New Yorkers for Constitutional Freedoms
- Founded: 1983
- Type: 501(c)(4) non-profit
- Focus: Christian conservative political advocacy
- Location: Spencerport, New York;
- Region served: New York
- Key people: Jason J. McGuire (Executive Director)
- Website: NYFamilyAction.org

= New Yorkers for Constitutional Freedoms =

Political advocacy group in New York

New Yorkers for Constitutional Freedoms (NYCF) is a non-profit Christian conservative political advocacy group in the state of New York. In March 2024, the organization became known as New York Families Action.

==History==
New Yorkers for Constitutional Freedoms was founded in 1983. NYCF's educational arm, New Yorker's Family Research Foundation, was formed in 1990. NYCF is a conservative statewide advocacy organization of evangelical Christians.

NYCF vocally opposed the passage of the Marriage Equality Act in 2011. After the Act was passed, NYCF set up a "Courage Fund" to "assist courageous municipal clerks and other people of conscience in New York State who oppose same-sex 'marriage' from harassment, denial of rightful promotion, or unfair termination for invoking New York State law protecting their sincerely-held religious beliefs". After Barker town clerk Laura Fotusky resigned rather than be forced to sign same-sex marriage licenses, NYCF pledged to match the $25,000 salary she gave up in resigning.

On July 25, 2011, NYCF filed a lawsuit seeking to enjoin the enforcement of the Marriage Equality Act; the suit alleged violations of the law in the process by which the bill was passed. On November 18, 2011, Acting Supreme Court Justice Robert B. Wiggins allowed the plaintiffs' claims under the Open Meetings Law, but dismissed other portions of the case. On July 6, 2012, a five-judge panel of the Appellate Division ruled unanimously that no violation of the Open Meetings Law had occurred and dismissed the suit. The New York Court of Appeals, the state's highest court, declined to hear an appeal.

In March 2015, former U.S. Sen. Rick Santorum spoke at a NYCF lobby day in Albany.

NYCF opposed the passage of a 2019 abortion rights law known as the Reproductive Health Act, lobbying against the legislation for 12 years. The organization is also notable for its opposition to the Gender Expression Non-Discrimination Act and to assisted suicide.

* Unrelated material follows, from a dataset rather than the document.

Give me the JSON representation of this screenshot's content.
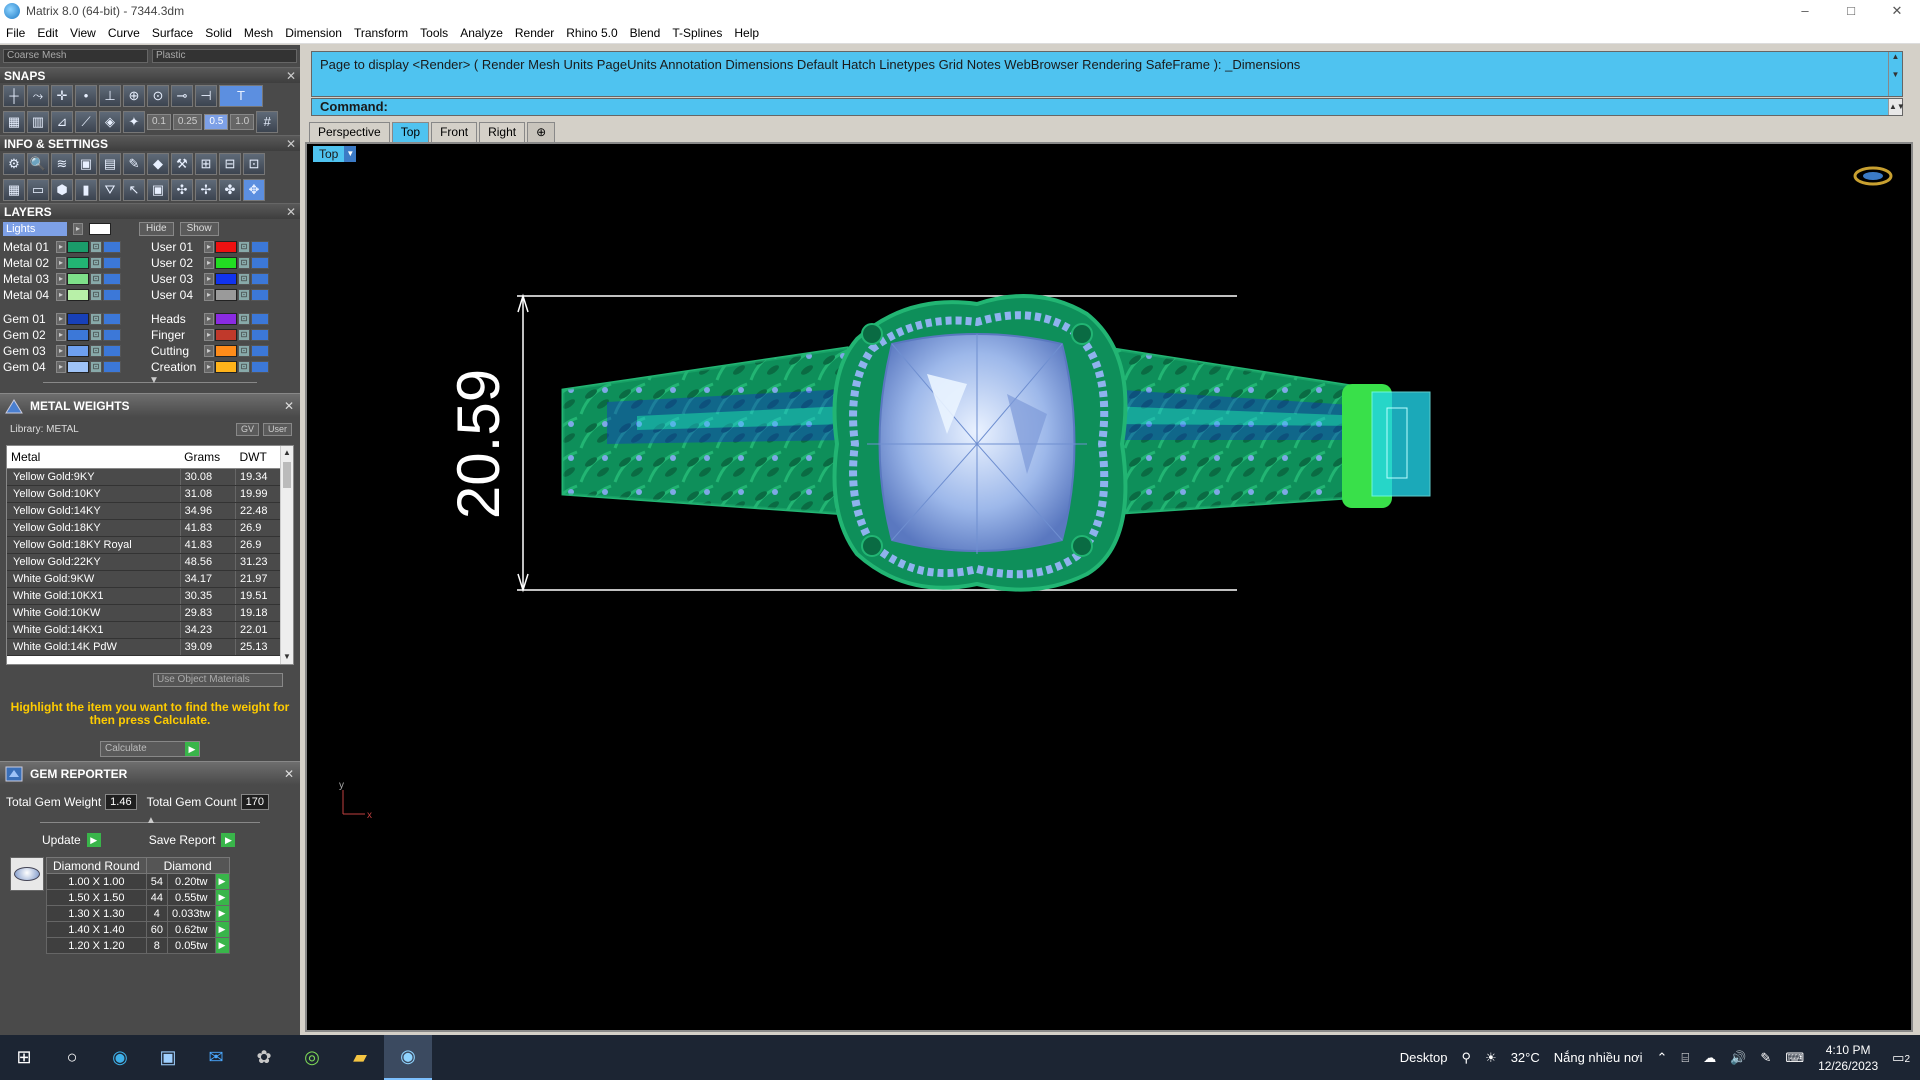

During the COVID-19 pandemic, NYCF pushed back against pandemic restrictions on religious gatherings and urged Gov. Andrew Cuomo to reopen the New York State Capitol to public access.

In October 2022, NYCF and 25 churches filed a lawsuit alleging that the Concealed Carry Improvement Act, a New York gun control law, unconstitutionally deprived New Yorkers of the right to defend themselves while attending church services.

In March 2024, the organization became known as New York Families Action.